Intervie
Im Interview: Andreas Fabritius und Mesut Korkmaz
Neue Klage gegen Shell sorgt für Aufruhr
Experten von Freshfields zum Vorstoß von Client Earth
Warum wird die Klage weltweit so intensiv beachtet?
Fabritius: Die Klage ist in dieser Form wirklich ein Novum. Denn sie wendet sich nicht gegen das Unternehmen, sondern gegen die Mitglieder des Boards of Directors, also gegen die Verwaltungsratsmitglieder von Shell, und will diese persönlich zu Gunsten des Unternehmens in Haftung nehmen. ClientEarth ist sicherlich zunächst eine NGO, will aber diese Klage als Aktionär verfolgen – mit den Rechten, die einem Aktionär zustehen. Und hat bereits weitere Unterstützer im Investorenkreis gefunden. Die Konstellation ist vollkommen neu und wäre vor einigen Jahren undenkbar gewesen.
Wie lautet denn der konkrete Vorwurf?
Korkmaz: ClientEarth nimmt zum Anlass, dass Shell das Pariser Klimaschutzabkommen unterstützt und bis 2050 emissionsfrei werden will. Die Managementstrategie passe aber nicht zu diesem Ziel. Argumentiert wird stark aus Investorensicht: Indem Shell weiterhin auf fossile Energien setze anstatt vermehrt auf erneuerbare Energien, gefährde das Management die Zukunftsfähigkeit des Unternehmens. Das Unternehmen binde sich etwa an Investitionen, die wahrscheinlich zunehmend unrentabel und letztlich belasten würden, also an sogenannte ‚Stranded Assets‘. Im Ergebnis habe man versäumt, das Unternehmen angemessen auf die Dekarbonisierung vorzubereiten sowie die Anfälligkeit des Unternehmens für Klimarisiken zu reduzieren und damit die Organpflichten verletzt.
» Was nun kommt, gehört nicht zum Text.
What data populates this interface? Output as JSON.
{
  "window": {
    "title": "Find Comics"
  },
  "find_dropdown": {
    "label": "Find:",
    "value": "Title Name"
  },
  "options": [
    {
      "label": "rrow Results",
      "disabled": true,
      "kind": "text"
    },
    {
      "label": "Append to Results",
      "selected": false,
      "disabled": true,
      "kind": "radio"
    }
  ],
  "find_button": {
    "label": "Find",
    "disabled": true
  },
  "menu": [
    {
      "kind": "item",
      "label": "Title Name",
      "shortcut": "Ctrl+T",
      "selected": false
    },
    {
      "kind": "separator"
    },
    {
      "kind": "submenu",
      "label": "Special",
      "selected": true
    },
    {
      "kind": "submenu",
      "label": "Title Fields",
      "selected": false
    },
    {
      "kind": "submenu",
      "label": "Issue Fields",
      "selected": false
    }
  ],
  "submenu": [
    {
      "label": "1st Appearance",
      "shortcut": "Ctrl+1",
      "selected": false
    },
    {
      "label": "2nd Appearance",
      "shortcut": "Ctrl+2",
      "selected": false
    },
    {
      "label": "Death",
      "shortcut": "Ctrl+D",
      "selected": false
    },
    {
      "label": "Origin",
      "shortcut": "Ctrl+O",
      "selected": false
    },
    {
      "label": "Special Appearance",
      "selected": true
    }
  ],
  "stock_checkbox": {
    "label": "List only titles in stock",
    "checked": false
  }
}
Fabritius: So bereitete die NGO den Boden für eine derivative Haftungsklage, die es als sogenannte Aktionärsklage auch im deutschen Recht schon länger gibt. Damit können Aktionäre im Namen des Unternehmens Schadenersatzansprüche gegen Organmitglieder, also in Deutschland gegen Mitglieder des Vorstands und des Aufsichtsrats, geltend machen, wenn sie pflichtwidrig handeln und damit dem Unternehmen Schaden zugefügt haben.
Wird die Klage aus Ihrer Sicht Aussicht auf Erfolg haben?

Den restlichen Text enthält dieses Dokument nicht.